A study led by NASA scientists has predicted that the US coastal regions will record a surge in high tide floods in the 2030s. The scientists attribute the prediction to a wobble in the moon’s orbit that will increase the moon’s gravitational pull on the Earth, which will amplify high tides, coupled with an increase in sea levels caused by climate change.
In 2019, US Atlantic and Gulf coasts reported more than 600 cases of flooding according to the National Oceanic and Atmospheric Administration (NOAA), United States. These floods are known as high tide floods and caused by high tides. Climate change has increased the sea levels so much so that even high tides are enough to cause flooding in coastal regions.
Moon’s gravitational pull armed with rising sea levels and climate change will worsen coastal flooding, says NASA head Bill Nelson in a statement. According to the NASA chief, low-lying areas are at increased risk and their suffering is only going to get worse. However, he also added that NASA’s Sea Level Change Team is providing critical information for planning and protection.
According to the lead author of the study, Phil Thompson, high-tide floods will still not be hurricanes but “it’s the accumulated effect over time that will have an impact,” he said in a statement. Thomson argues that businesses cannot function properly in areas that are facing floods from 10 to 15 times a month. The study was published on June 21 in Nature Climate Change.
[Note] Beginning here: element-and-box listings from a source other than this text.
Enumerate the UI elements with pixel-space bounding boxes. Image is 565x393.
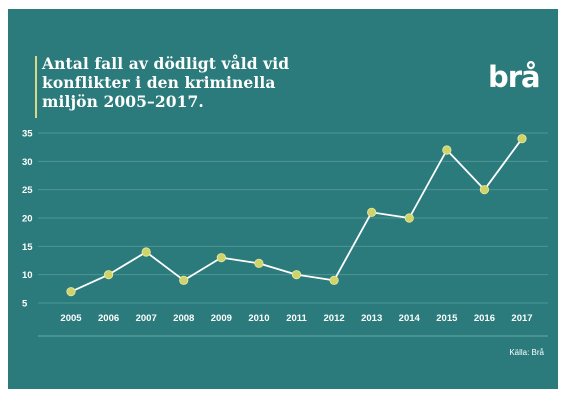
data-point-2015 <box>442 145 452 155</box>
chart-title: Antal fall av dödligt våld vid konflikte… <box>42 54 290 111</box>
data-point-2007 <box>141 247 151 257</box>
bra-logo: brå <box>488 60 541 94</box>
data-point-2012 <box>329 275 339 285</box>
x-tick-label-2008: 2008 <box>173 313 194 324</box>
data-point-2008 <box>179 275 189 285</box>
x-tick-label-2005: 2005 <box>60 313 82 324</box>
data-point-2016 <box>479 185 490 195</box>
x-tick-label-2014: 2014 <box>399 313 421 324</box>
title-accent-line <box>35 56 37 118</box>
chart-card: Antal fall av dödligt våld vid konflikte… <box>8 9 558 389</box>
x-tick-label-2017: 2017 <box>511 313 532 324</box>
y-tick-label-5: 5 <box>22 299 28 310</box>
data-point-2010 <box>254 258 264 268</box>
x-tick-label-2006: 2006 <box>98 313 119 324</box>
y-tick-label-10: 10 <box>22 270 33 281</box>
data-point-2013 <box>367 207 377 217</box>
y-tick-label-35: 35 <box>22 129 33 140</box>
data-point-2011 <box>291 270 302 280</box>
data-point-2014 <box>404 213 414 223</box>
x-tick-label-2013: 2013 <box>361 313 382 324</box>
x-tick-label-2016: 2016 <box>474 313 495 324</box>
x-tick-label-2012: 2012 <box>324 313 345 324</box>
y-tick-label-15: 15 <box>22 242 33 253</box>
x-tick-label-2009: 2009 <box>211 313 232 324</box>
y-tick-label-30: 30 <box>22 157 33 168</box>
line-chart: 5 10 15 20 25 30 35 2005 2006 2007 2008 2009 2010 201… <box>22 129 548 337</box>
x-tick-label-2015: 2015 <box>436 313 458 324</box>
data-point-2006 <box>103 270 114 280</box>
data-point-2005 <box>66 287 76 297</box>
data-point-2017 <box>517 134 527 144</box>
x-tick-label-2010: 2010 <box>248 313 269 324</box>
x-tick-label-2007: 2007 <box>136 313 157 324</box>
y-tick-label-25: 25 <box>22 185 33 196</box>
data-point-2009 <box>216 253 226 263</box>
x-tick-label-2011: 2011 <box>286 313 307 324</box>
source-note: Källa: Brå <box>509 348 544 357</box>
y-tick-label-20: 20 <box>22 214 33 225</box>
The study explains that the reason behind simultaneous flooding in cities on the widely separated coastlines is the wobble in the moon’s orbit. According to scientists, the wobble takes 18.6 years to complete and undergoes two phases of varied gravitational pulls. While one phase mitigates tides — by making high tides smaller and low tides higher -the other one amplifies them, making low tides lower and high tides shoot even higher. Coupled with the high sea levels expected in the 2030s, these effects will be amplified further.